Les entrées des stations de réservation sont assez semblables à celle des fenêtres d'instruction, à un détail près : les opérandes sont enregistrées directement dans des champs séparés. Une entrée d'une station de réservation mémorise une instruction, à savoir toutes les informations nécessaires pour l'exécuter, y compris les opérandes. L'entrée est structurée en plusieurs champs. Le premier mémorise l'opcode de l'instruction. Il y a aussi un champ pour l'identifiant de résultat. Il y a aussi deux champs, un par opérande. Il peut contenir deux choses : soit l'opérande elle-même, soit l'identifiant de résultat associé. Pour faire la différence, les deux champs ont chacun un bit de présence, qui indique si l'opérande est présente dans le champ ou non (auquel cas, c'est un identifiant).

Entrée d'une station de réservation.

Vous vous demandez certainement où sont les registres virtuels avec cette organisation. Et bien il ne s'agit ni plus ni moins que des stations de réservation. Et plus précisément des champs pour les opérandes, qui contiennent soit l'opérande disponible, soit l’identifiant de résultat. L'identifiant de résultat est l'équivalent d'un nom de registre virtuel. D'ailleurs, une fois l'instruction émise, il n'y a pas de noms de registre physique dans les stations de réservation, pour les opérandes.

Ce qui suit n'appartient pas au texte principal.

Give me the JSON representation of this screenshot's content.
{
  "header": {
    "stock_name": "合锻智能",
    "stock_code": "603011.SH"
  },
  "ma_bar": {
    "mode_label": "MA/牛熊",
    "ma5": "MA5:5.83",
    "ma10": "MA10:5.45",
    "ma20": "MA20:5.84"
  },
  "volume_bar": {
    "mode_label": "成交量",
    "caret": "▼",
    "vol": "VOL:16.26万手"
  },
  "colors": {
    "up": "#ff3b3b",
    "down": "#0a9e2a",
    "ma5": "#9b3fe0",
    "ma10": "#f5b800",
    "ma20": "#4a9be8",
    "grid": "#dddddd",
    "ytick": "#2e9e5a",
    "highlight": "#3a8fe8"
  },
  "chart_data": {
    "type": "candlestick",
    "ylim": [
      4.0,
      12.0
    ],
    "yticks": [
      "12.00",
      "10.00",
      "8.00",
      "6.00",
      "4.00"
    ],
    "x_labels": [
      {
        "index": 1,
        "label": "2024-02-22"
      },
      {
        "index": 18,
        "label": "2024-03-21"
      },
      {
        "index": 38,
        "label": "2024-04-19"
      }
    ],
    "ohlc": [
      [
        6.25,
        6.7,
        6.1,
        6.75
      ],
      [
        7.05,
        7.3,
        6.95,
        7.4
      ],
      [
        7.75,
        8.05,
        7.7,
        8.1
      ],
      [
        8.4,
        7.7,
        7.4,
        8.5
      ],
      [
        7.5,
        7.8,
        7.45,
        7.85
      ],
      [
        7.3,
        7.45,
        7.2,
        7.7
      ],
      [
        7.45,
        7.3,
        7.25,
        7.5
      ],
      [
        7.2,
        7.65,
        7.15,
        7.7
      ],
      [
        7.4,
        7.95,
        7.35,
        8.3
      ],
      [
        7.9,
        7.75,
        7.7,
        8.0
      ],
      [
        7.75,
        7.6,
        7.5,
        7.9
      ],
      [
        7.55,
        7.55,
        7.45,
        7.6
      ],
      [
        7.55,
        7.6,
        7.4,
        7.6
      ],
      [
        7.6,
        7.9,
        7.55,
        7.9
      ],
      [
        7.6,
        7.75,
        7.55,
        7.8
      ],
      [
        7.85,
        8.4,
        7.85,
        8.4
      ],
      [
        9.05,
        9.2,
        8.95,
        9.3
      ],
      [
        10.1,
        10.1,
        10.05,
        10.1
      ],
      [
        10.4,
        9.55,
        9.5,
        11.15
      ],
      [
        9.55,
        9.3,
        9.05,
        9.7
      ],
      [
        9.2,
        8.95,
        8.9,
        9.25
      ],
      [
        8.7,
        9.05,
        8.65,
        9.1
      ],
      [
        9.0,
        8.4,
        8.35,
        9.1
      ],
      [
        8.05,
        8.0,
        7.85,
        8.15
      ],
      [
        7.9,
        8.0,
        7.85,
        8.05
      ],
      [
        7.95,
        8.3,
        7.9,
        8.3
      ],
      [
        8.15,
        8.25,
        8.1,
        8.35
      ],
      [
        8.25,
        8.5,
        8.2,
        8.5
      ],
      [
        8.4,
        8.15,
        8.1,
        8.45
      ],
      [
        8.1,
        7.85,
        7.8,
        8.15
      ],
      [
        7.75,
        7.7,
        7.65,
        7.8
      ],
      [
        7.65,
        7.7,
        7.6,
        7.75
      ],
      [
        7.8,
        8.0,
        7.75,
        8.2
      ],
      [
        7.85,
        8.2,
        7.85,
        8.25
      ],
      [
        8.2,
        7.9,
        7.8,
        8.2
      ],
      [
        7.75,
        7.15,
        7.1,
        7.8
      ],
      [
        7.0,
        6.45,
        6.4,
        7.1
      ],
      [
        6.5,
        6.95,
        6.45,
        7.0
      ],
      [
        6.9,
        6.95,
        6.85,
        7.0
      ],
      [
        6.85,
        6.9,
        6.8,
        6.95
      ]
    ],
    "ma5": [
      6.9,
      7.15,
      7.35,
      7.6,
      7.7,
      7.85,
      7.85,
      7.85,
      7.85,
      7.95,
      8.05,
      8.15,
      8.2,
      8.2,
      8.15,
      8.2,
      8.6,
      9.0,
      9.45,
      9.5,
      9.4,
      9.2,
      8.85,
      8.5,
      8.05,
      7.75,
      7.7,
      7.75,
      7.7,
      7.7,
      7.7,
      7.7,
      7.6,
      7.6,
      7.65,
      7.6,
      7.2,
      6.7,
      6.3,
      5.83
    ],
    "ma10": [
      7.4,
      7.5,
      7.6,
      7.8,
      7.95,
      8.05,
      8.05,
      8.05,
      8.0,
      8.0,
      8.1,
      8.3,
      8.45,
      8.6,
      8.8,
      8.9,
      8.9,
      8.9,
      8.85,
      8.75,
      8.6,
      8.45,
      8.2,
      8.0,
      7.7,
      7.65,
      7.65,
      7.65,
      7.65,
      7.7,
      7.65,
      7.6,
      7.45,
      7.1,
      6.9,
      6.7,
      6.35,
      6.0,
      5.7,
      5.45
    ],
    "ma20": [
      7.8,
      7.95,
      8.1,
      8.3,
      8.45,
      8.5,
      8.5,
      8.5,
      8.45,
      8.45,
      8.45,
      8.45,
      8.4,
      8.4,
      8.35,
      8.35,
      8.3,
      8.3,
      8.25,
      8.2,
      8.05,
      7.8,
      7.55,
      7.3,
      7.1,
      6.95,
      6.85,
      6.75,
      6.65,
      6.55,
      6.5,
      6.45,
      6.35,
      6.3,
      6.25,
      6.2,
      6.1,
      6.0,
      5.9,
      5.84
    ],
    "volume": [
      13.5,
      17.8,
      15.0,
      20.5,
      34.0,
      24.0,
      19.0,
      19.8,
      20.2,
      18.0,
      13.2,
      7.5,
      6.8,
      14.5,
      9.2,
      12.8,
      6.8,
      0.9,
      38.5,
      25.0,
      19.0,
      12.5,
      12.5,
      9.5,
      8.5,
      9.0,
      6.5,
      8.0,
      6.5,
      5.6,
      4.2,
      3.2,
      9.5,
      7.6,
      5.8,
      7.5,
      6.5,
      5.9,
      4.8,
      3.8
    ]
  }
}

En somme, le renommage de registre est pris en charge par le système de contournement. Les registres virtuels sont des registres qui reçoivent des résultats en sortie de l'ALU, les mettent en attente, puis les envoient en entrée de l'ALU. Le tout fonctionne comme une sorte de contournement retardé. La technique de renommage via le ROB fonctionnait un peu sur le même principe, mais il n'était pas aussi explicite.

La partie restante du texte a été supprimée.